Glatopa (glatiramer acetate)
Reviewed by: HU Medical Review Board | Last reviewed: April 2023 | Last updated: May 2023
What are the ingredients in Glatopa?
The active ingredient in Glatopa is glatiramer acetate.1
How does Glatopa work?
The exact way Glatopa works is not well understood. Glatopa may change the way the immune system works in people who have MS.1
What are the possible side effects?
Side effects can vary. The most common side effects of Glatopa include:1
- Injection site reactions, including redness, swelling, itching, and lumps
- Shortness of breath
- Chest pain
These are not all the possible side effects of Glatopa. Talk to your doctor about what to expect when taking Glatopa.
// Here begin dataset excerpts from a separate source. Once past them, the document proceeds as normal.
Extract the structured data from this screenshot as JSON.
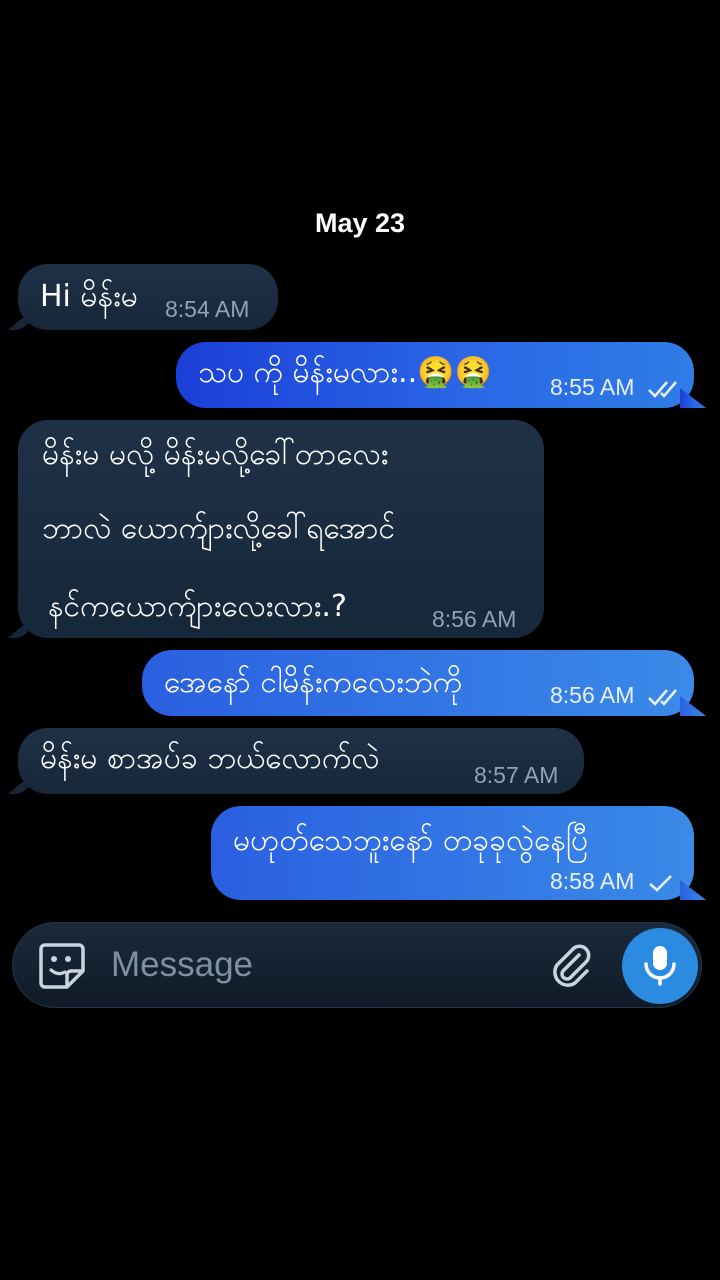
{
  "date_header": "May 23",
  "messages": [
    {
      "direction": "in",
      "lines": [
        "Hi မိန်းမ"
      ],
      "time": "8:54 AM"
    },
    {
      "direction": "out",
      "lines": [
        "သပ ကို မိန်းမလား..🤮🤮"
      ],
      "time": "8:55 AM",
      "status": "read"
    },
    {
      "direction": "in",
      "lines": [
        "မိန်းမ မလို့ မိန်းမလို့ခေါ်တာလေး",
        "ဘာလဲ ယောက်ျားလို့ခေါ်ရအောင်",
        "နင်ကယောက်ျားလေးလား.?"
      ],
      "time": "8:56 AM"
    },
    {
      "direction": "out",
      "lines": [
        "အေနော် ငါမိန်းကလေးဘဲကို"
      ],
      "time": "8:56 AM",
      "status": "read"
    },
    {
      "direction": "in",
      "lines": [
        "မိန်းမ စာအပ်ခ ဘယ်လောက်လဲ"
      ],
      "time": "8:57 AM"
    },
    {
      "direction": "out",
      "lines": [
        "မဟုတ်သေဘူးနော် တခုခုလွဲနေပြီ"
      ],
      "time": "8:58 AM",
      "status": "sent"
    }
  ],
  "composer": {
    "placeholder": "Message",
    "emoji_icon": "sticker-icon",
    "attach_icon": "paperclip-icon",
    "mic_icon": "microphone-icon"
  },
  "colors": {
    "background": "#000000",
    "incoming_bubble": "#1c2d42",
    "outgoing_bubble": "#2a66e6",
    "mic_button": "#2b8be0"
  }
}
You also should call your doctor if you have any changes that concern you when taking Glatopa.1
Benefits of generic drugs
The US Food and Drug Administration (FDA) ensures that generic drugs have the same clinical benefits as their brand-name medicine. Generic drugs are created to be the same as their brand-name medicine in:2
- Active ingredients
Some people may feel that a generic version of a drug is not as trustworthy. But this is not true. Research shows that using authorized generics leads to results just as good as those of brand-name products.3
Generics usually cost much less than their brand-name counterparts. This is because they usually do not have to repeat the same safety tests that were already performed. The active ingredients are exactly the same, which is why these tests do not need repeating.2
The choice of a generic drug may also mean that more people will stick with their treatment. This is because research shows that reducing the costs of prescription drugs increases the chances someone will take the medicines prescribed by their doctor.4
Other things to know
Before starting Glatopa, tell your doctor if you:1
- Are allergic to glatiramer acetate or mannitol
- Are pregnant, plan to become pregnant, or are breastfeeding
- Have any other medical conditions
Glatopa is given by injection under the skin (subcutaneously).1
Glatopa is a branded generic. This means it is a generic drug that has been given a different brand name than the original brand-name (reference) drug. There is no difference in effect between a branded generic, generic, and brand-name drug.1
There is not enough information to know if Glatopa is safe to take while pregnant or breastfeeding. There have been no high-quality studies looking at Glatopa specifically during these times in the birth cycle. But there are studies suggesting that other formulations of glatiramer acetate have low risk if you take them during pregnancy. These studies did not find evidence that the formulations they looked at cause birth defects. Tell your doctor if you are pregnant, plan to become pregnant, or are breastfeeding.1,5
Glatopa may change how your immune system works. This can increase your risk of infection.1
The first time you take Glatopa, you should have a doctor, nurse, or pharmacist with you. They will help you learn how to give yourself injections. Every person is different, so your doctor or nurse will help you find the best place on your body to inject the drug.1
Before beginning treatment for MS, tell your doctor about all your health conditions and any other drugs, vitamins, or supplements you take. This includes over-the-counter drugs.